Güney Asya'nın kalbinde adeta bir su tablosuna dönen Pakistan, tarihinin en acımasız muson sezonlarından birini yaşıyor. Öyle ki, ülkenin dört bir yanındaki yağmur göstergeleri normal değerlerin çok ama çok üzerinde seyrediyor.
Resmi makamların açıklamalarına göre, hayatını kaybedenlerin sayısı dün itibarıyla 785'e fırladı. Bu, geçen haftaya kıyasla ciddi bir artış anlamına geliyor ve en kötüsünün henüz gelmemiş olabileceğini düşündürüyor insana.
Manzara: Tam Bir Yıkım
Ülkenin tamamına yayılan bu afetten en çok etkilenen bölgelerden biri hiç şüphesiz güneydeki Sindh eyaleti. Bölge yetkilileri, sadece bu eyalette 300'den fazla kişinin hayatını kaybettiğini belirtiyor. Kuzeydeki Belucistan'da ise durum içler acısı; yollar, köprüler ve iletişim hatları neredeyse tamamen çökmüş durumda.

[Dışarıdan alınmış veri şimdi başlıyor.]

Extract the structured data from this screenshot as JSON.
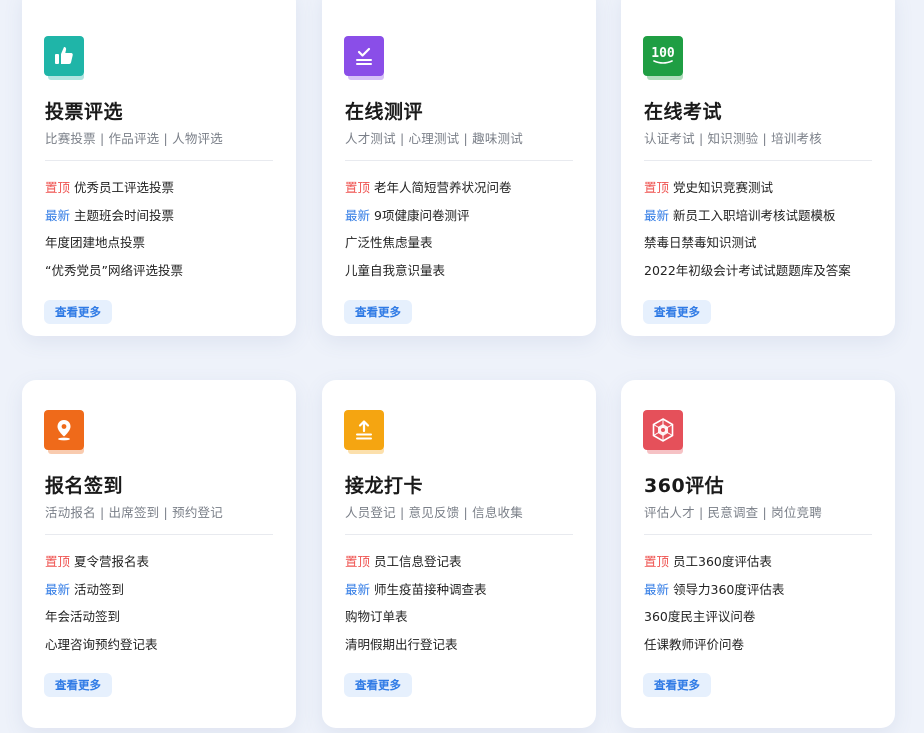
{
  "cards": [
    {
      "icon": "thumbs-up-icon",
      "color": "#1fb5a8",
      "title": "投票评选",
      "subtitle": "比赛投票 |  作品评选 | 人物评选",
      "items": [
        {
          "tag": "置顶",
          "tag_type": "top",
          "text": "优秀员工评选投票"
        },
        {
          "tag": "最新",
          "tag_type": "new",
          "text": "主题班会时间投票"
        },
        {
          "tag": "",
          "tag_type": "",
          "text": "年度团建地点投票"
        },
        {
          "tag": "",
          "tag_type": "",
          "text": "“优秀党员”网络评选投票"
        }
      ],
      "more": "查看更多"
    },
    {
      "icon": "checklist-icon",
      "color": "#8a4ee8",
      "title": "在线测评",
      "subtitle": "人才测试 |  心理测试 | 趣味测试",
      "items": [
        {
          "tag": "置顶",
          "tag_type": "top",
          "text": "老年人简短营养状况问卷"
        },
        {
          "tag": "最新",
          "tag_type": "new",
          "text": "9项健康问卷测评"
        },
        {
          "tag": "",
          "tag_type": "",
          "text": "广泛性焦虑量表"
        },
        {
          "tag": "",
          "tag_type": "",
          "text": "儿童自我意识量表"
        }
      ],
      "more": "查看更多"
    },
    {
      "icon": "score-100-icon",
      "color": "#1f9e43",
      "badge_text": "100",
      "title": "在线考试",
      "subtitle": "认证考试 | 知识测验 | 培训考核",
      "items": [
        {
          "tag": "置顶",
          "tag_type": "top",
          "text": "党史知识竞赛测试"
        },
        {
          "tag": "最新",
          "tag_type": "new",
          "text": "新员工入职培训考核试题模板"
        },
        {
          "tag": "",
          "tag_type": "",
          "text": "禁毒日禁毒知识测试"
        },
        {
          "tag": "",
          "tag_type": "",
          "text": "2022年初级会计考试试题题库及答案"
        }
      ],
      "more": "查看更多"
    },
    {
      "icon": "location-pin-icon",
      "color": "#ef6a1a",
      "title": "报名签到",
      "subtitle": "活动报名 |  出席签到 | 预约登记",
      "items": [
        {
          "tag": "置顶",
          "tag_type": "top",
          "text": "夏令营报名表"
        },
        {
          "tag": "最新",
          "tag_type": "new",
          "text": "活动签到"
        },
        {
          "tag": "",
          "tag_type": "",
          "text": "年会活动签到"
        },
        {
          "tag": "",
          "tag_type": "",
          "text": "心理咨询预约登记表"
        }
      ],
      "more": "查看更多"
    },
    {
      "icon": "upload-icon",
      "color": "#f5a511",
      "title": "接龙打卡",
      "subtitle": "人员登记 | 意见反馈 | 信息收集",
      "items": [
        {
          "tag": "置顶",
          "tag_type": "top",
          "text": "员工信息登记表"
        },
        {
          "tag": "最新",
          "tag_type": "new",
          "text": "师生疫苗接种调查表"
        },
        {
          "tag": "",
          "tag_type": "",
          "text": "购物订单表"
        },
        {
          "tag": "",
          "tag_type": "",
          "text": "清明假期出行登记表"
        }
      ],
      "more": "查看更多"
    },
    {
      "icon": "radar-360-icon",
      "color": "#e5505a",
      "title": "360评估",
      "subtitle": "评估人才 |  民意调查 | 岗位竞聘",
      "items": [
        {
          "tag": "置顶",
          "tag_type": "top",
          "text": "员工360度评估表"
        },
        {
          "tag": "最新",
          "tag_type": "new",
          "text": "领导力360度评估表"
        },
        {
          "tag": "",
          "tag_type": "",
          "text": "360度民主评议问卷"
        },
        {
          "tag": "",
          "tag_type": "",
          "text": "任课教师评价问卷"
        }
      ],
      "more": "查看更多"
    }
  ]
}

Binlerce ev -ve bu evlerde yaşayan on binlerce insan- sular altında kalmış durumda. Tahliye çalışmaları devam etse de, ulaşımın neredeyse imkansız olduğu bölgelere yardım götürmek ekipler için adeta bir çileye dönüşmüş.
Uluslararası Toplum Harekete Geçti Mi?
Birleşmiş Milletler ve Kızılay gibi kuruluşlar, bölgeye acil yardım ulaştırmak için seferber oldu. Fakat afetin boyutu o kadar büyük ki, bu çabaların yetersiz kaldığına dair haberler gelmeye başladı bile. İnsani yardım konusunda dünyanın en tecrübeli isimlerinden biri olan Birleşmiş Milletler, Pakistan hükümeti ile koordineli bir şekilde çalıştıklarını duyurdu.
Ancak, sahada çalışan bir yardım görevlisinin dediği gibi: "Bu, gördüğüm en zorlu operasyonlardan biri. İklim değişikliğinin somut bir sonucuyla karşı karşıyayız ve maalesef buna hazırlıklı değildik."
Peki ya Türkiye? Türk Kızılay'ı ve AFAD ekipleri, bölgeye yardım malzemeleri ve arama-kurtarma ekipleri göndererek uluslararası dayanışma örneği sergiledi. Bu tür durumlarda Türkiye'nin desteği gerçekten takdire şayan.
İklim Değişikliği: Sessiz Tetikleyici
Birçok uzman, bu kadar şiddetli bir muson mevsiminin arkasında iklim değişikliğinin yattığı görüşünde. Pakistan İklim Bakanı Sherry Rehman, durumu "iklim kaynaklı bir kabus" olarak nitelendiriyor. Aslına bakarsanız, bu felaket sadece Pakistan'ın değil, tüm dünyanın sorunu. İklim değişikliği artık uzak bir tehdit değil, kapımızı çalan somut bir gerçek.
Dünya Meteoroloji Örgütü'nün son verileri, küresel sıcaklık artışının bu tür aşırı hava olaylarının sıklığını ve şiddetini artırdığını gösteriyor. Yani, Pakistan'daki bu trajedi aslında hepimiz için bir uyarı niteliğinde.
Sonuç olarak, Pakistan halkı şu an insanlık tarihinin en zorlu sınavlarından birini veriyor. Uluslararası toplumun bu çağrıya kulak vermesi ve yardım elini uzatması gerekiyor. Unutmayalım, doğal afetler sınır tanımaz; bugün onların başına gelen, yarın bizim de kapımızı çalabilir.